There’s always the danger of reading too much into this. Last year George D. Goldman, a psychology professor at Adelphi University, said he was troubled by Clinton’s donating his underwear: “I voted for him,” he told The Washington Post, “but there’s something grandise, both too personal and a bit inappropriately intimate, to give your underwear away … and then to think that your underwear is worth giving this sort of a valuation to.” Asked about Clinton’s remarks last week, though, Goldman didn’t see much significance in the difference between briefs and boxers. “Maybe he needs a lot of support,” he said. “Or he thinks he does.” William Kristol, former chief of staff to Vice President Dan Quayle, worried that by answering the question Clinton was debasing the sacred aura of the presidency and compromising his ability to lead the country in foreign policy. It is an old debater’s trick, when faced with a formidable adversary, to imagine him in his underwear. By giving specificity to the image, Clinton runs the danger that Kim Il Sung or Saddam Hussein may hold a crucial psychological edge over him in some future showdown. But that’s just a risk we’ll have to run; history shows that each increment of public disclosure by a president establishes the floor for the next guy. Clinton himself told a fund-raiser last week that he had carefully vetted a field of Supreme Court nominees only to have to go back and ask each one, “Boxers or briefs?” Could Ruth Ginsburg have passed this test?

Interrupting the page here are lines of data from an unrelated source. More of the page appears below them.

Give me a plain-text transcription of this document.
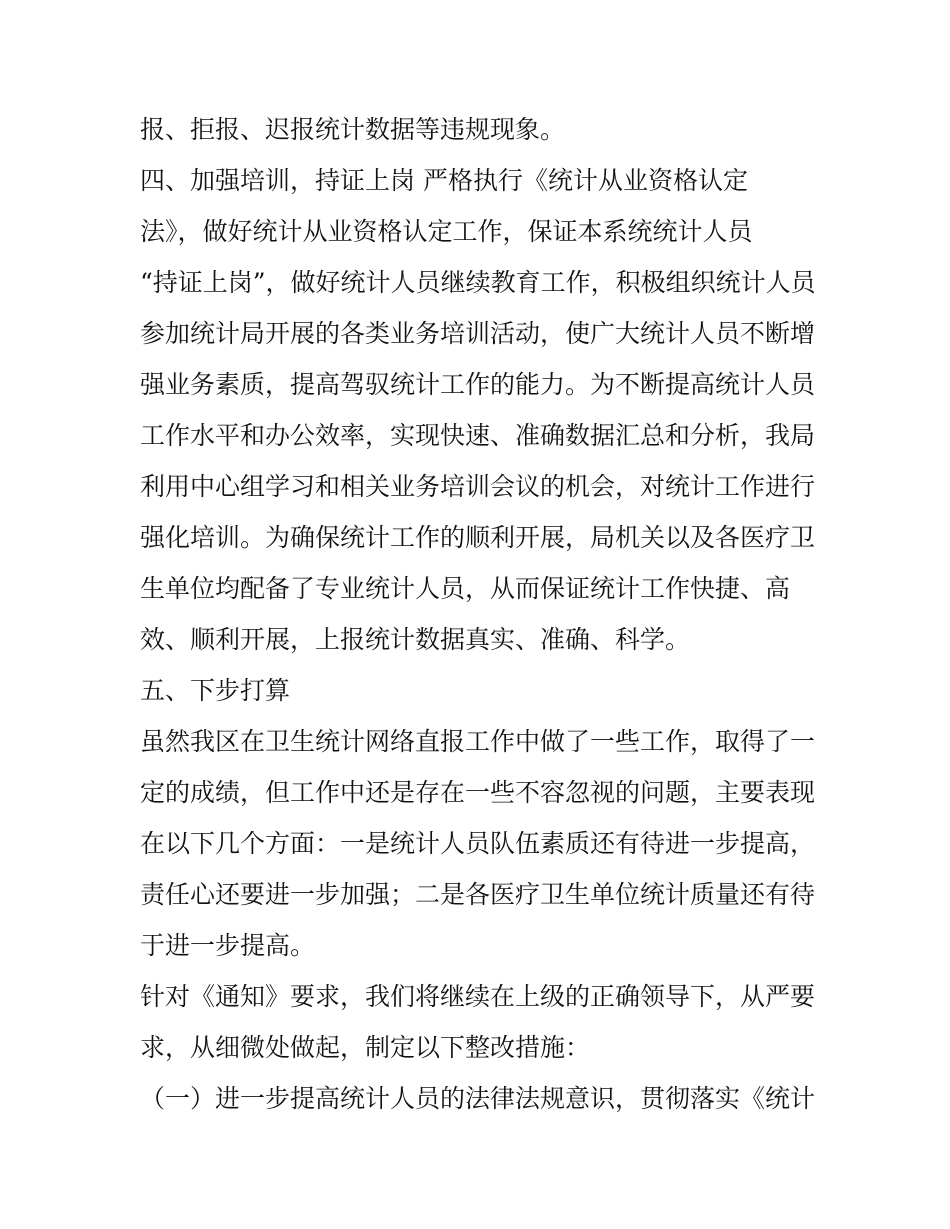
报、拒报、迟报统计数据等违规现象。
四、加强培训，持证上岗 严格执行《统计从业资格认定
法》，做好统计从业资格认定工作，保证本系统统计人员
“持证上岗”，做好统计人员继续教育工作，积极组织统计人员
参加统计局开展的各类业务培训活动，使广大统计人员不断增
强业务素质，提高驾驭统计工作的能力。为不断提高统计人员
工作水平和办公效率，实现快速、准确数据汇总和分析，我局
利用中心组学习和相关业务培训会议的机会，对统计工作进行
强化培训。为确保统计工作的顺利开展，局机关以及各医疗卫
生单位均配备了专业统计人员，从而保证统计工作快捷、高
效、顺利开展，上报统计数据真实、准确、科学。
五、下步打算
虽然我区在卫生统计网络直报工作中做了一些工作，取得了一
定的成绩，但工作中还是存在一些不容忽视的问题，主要表现
在以下几个方面：一是统计人员队伍素质还有待进一步提高，
责任心还要进一步加强；二是各医疗卫生单位统计质量还有待
于进一步提高。
针对《通知》要求，我们将继续在上级的正确领导下，从严要
求，从细微处做起，制定以下整改措施：
（一）进一步提高统计人员的法律法规意识，贯彻落实《统计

As for Clinton, now that we know what kind of drawers he wears, how long before we demand to know his size? Perhaps anticipating the question, he referred later to “the indignities you have to endure if you’re president these days.” On the whole, though, it’s probably better to have a president who endures indignities than one, like Johnson, who inflicts them. And even the Los Angeles Times conceded that Clinton’s accessibility is “part of his charm.” As for the aura of mystery that is said to surround powerful men … well, one can always find a residue of enigma in any personality. But after last week, no one can say that Clinton is an enigma at bottom.